Initially, the majority, 57.1%, indicated that, about how resources are used, the most important equipment for their projects is the Laser Cutter, followed by Low Tech Resources, 3D Printer and finally Robotics & Automation. This result aligns with what is observed in the Makerspace. Regarding the perception of the use of Mathematics in the process of carrying out projects, 57.1% stated that its use is very frequent and 19% reported that it was only frequent. The others stated that it is occasional or that they do not notice the use of Mathematics.

Regarding the stage that noted the greatest use of this area of knowledge, between Modeling and Production, 61.9% of respondents said that for them in both stages Mathematics is used, and 38.1% said that only during Modeling they see the use.

The following table (Table 1) shows which Math concepts students perceived being explored while using Makerspace resources. It is important to highlight that these concepts were addressed in Thematic Units according to the organization of the scope of the discipline in Brazil, but they can inspire and be adapted to the educational realities of other countries.

TABLE 1 – Math concepts that students perceive being explored in each resource

Laser Cutter 3D Printer Robotics & Automation Low Tech Resources


6.8% 5.7% 6.7% 3.7%

Algebraic Thinking

23.8% 19.7% 15.6% 6.2%
Geometric Thinking 16.0% 13.9% 15.6%


Quantities and Measures 31.6% 37.7% 28.9%


Computational Thinking 21.8% 23.0% 33.3%


From the results presented in the table, it can be seen that students understand that Quantities and Measures are the most used TU in Modeling, Prototyping and Execution processes. This result points to the perception of the importance of this TU when dealing with material resources, which require calculations related to measurement units, figure areas and solid volumes. Computational Thinking and Algebraic Thinking are the next ones. The manipulation of variables and methodologies to break down problems were themes highlighted by the students. It was surprising that the TU Numbers had such a low indication since the use of elements and operations with rational numbers is the foundation for carrying out the projects.

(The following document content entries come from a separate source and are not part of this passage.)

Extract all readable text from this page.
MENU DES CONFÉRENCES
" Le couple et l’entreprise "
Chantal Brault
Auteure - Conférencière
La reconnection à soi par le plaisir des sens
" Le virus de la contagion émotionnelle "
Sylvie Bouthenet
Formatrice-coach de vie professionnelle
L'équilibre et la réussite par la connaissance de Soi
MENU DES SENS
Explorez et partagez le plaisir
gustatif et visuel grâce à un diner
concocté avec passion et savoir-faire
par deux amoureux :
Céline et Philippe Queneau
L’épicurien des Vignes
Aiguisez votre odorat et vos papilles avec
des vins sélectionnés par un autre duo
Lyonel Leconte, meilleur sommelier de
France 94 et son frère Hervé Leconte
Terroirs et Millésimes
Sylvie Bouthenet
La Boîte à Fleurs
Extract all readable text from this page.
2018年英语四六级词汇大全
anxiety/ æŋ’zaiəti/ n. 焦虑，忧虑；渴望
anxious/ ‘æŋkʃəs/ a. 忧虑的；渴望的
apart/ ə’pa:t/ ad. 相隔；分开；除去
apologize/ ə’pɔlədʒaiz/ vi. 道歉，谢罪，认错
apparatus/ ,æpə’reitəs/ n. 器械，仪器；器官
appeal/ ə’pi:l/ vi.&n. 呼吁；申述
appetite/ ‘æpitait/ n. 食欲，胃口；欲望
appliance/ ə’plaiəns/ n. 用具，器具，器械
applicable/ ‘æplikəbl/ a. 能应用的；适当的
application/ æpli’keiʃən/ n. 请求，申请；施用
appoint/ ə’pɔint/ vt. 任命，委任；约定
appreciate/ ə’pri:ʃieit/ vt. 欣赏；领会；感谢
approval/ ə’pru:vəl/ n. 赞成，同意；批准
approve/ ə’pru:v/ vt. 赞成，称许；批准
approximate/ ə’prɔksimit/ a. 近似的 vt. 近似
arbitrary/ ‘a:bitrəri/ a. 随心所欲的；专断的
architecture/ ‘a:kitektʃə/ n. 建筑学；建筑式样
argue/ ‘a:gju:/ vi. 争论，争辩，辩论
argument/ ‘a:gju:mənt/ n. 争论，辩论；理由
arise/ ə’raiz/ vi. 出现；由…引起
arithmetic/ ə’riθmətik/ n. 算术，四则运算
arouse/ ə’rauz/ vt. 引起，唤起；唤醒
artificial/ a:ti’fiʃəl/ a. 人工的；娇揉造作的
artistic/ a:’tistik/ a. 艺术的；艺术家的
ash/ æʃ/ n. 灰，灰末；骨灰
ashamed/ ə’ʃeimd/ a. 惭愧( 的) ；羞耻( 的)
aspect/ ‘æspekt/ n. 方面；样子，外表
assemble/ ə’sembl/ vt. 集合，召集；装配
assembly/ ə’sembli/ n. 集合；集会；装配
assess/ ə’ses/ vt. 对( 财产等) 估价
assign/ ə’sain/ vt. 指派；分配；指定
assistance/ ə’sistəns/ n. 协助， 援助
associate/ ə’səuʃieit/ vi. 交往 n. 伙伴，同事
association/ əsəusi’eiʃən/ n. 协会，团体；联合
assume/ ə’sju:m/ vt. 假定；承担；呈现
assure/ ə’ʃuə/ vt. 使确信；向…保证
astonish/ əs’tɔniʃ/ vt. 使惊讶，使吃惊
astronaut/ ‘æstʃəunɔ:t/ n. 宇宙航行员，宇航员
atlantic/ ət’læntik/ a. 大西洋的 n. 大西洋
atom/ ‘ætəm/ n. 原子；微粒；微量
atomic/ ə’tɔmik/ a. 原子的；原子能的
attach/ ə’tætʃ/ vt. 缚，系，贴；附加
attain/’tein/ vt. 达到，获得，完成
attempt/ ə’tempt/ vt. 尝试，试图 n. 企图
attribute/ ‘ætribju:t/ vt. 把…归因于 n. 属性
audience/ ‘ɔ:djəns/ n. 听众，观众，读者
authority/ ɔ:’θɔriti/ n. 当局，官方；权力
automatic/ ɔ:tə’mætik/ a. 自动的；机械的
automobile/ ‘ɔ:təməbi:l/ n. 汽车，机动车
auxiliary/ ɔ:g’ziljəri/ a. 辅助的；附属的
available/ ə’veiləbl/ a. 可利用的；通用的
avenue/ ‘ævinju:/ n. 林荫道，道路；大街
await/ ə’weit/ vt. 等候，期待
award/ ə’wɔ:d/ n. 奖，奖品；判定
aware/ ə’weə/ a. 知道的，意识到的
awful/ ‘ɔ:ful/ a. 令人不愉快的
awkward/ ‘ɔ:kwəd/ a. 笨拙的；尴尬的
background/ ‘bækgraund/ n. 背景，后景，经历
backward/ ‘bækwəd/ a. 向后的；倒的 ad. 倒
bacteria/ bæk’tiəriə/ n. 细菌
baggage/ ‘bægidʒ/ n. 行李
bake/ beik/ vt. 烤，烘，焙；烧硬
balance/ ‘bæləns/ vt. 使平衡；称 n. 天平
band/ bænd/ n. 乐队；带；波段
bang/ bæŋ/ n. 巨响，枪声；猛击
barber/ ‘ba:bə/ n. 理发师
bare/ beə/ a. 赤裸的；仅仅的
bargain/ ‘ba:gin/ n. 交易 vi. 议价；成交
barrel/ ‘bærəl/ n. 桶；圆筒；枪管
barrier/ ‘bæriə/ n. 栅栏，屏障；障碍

First, the study sought to analyze the resources available in Makerspace, from equipment to software, to list the main Mathematics subjects that are used during its use. This is one of the contributions of this research.

Subsequently, the application and analysis of the questionnaire pointed to the relationship between the Mathland metaphor and the proposal of a Makerland where resources used in the Makerspace are Microworlds and issues related to Mathematics are naturally explored.

It was observed that the Makerspace creates an environment where Mathematics is a natural vocabulary for those who prototype projects, thus providing the use of the discipline’s resources as naturally as when learning to speak French living in France.

The students identified the use of Mathematics concepts during the Modeling, Prototyping and Production processes and their perceptions aligned with what was identified in the preliminary study. The next step of this study is to systematically organize these issues so that they can be explored in an objective way when the student carries out projects in the Makerspace, so that what is applied and learned from the discipline, during the prototyping process, can be evaluated. The result of this new research will be published in the future.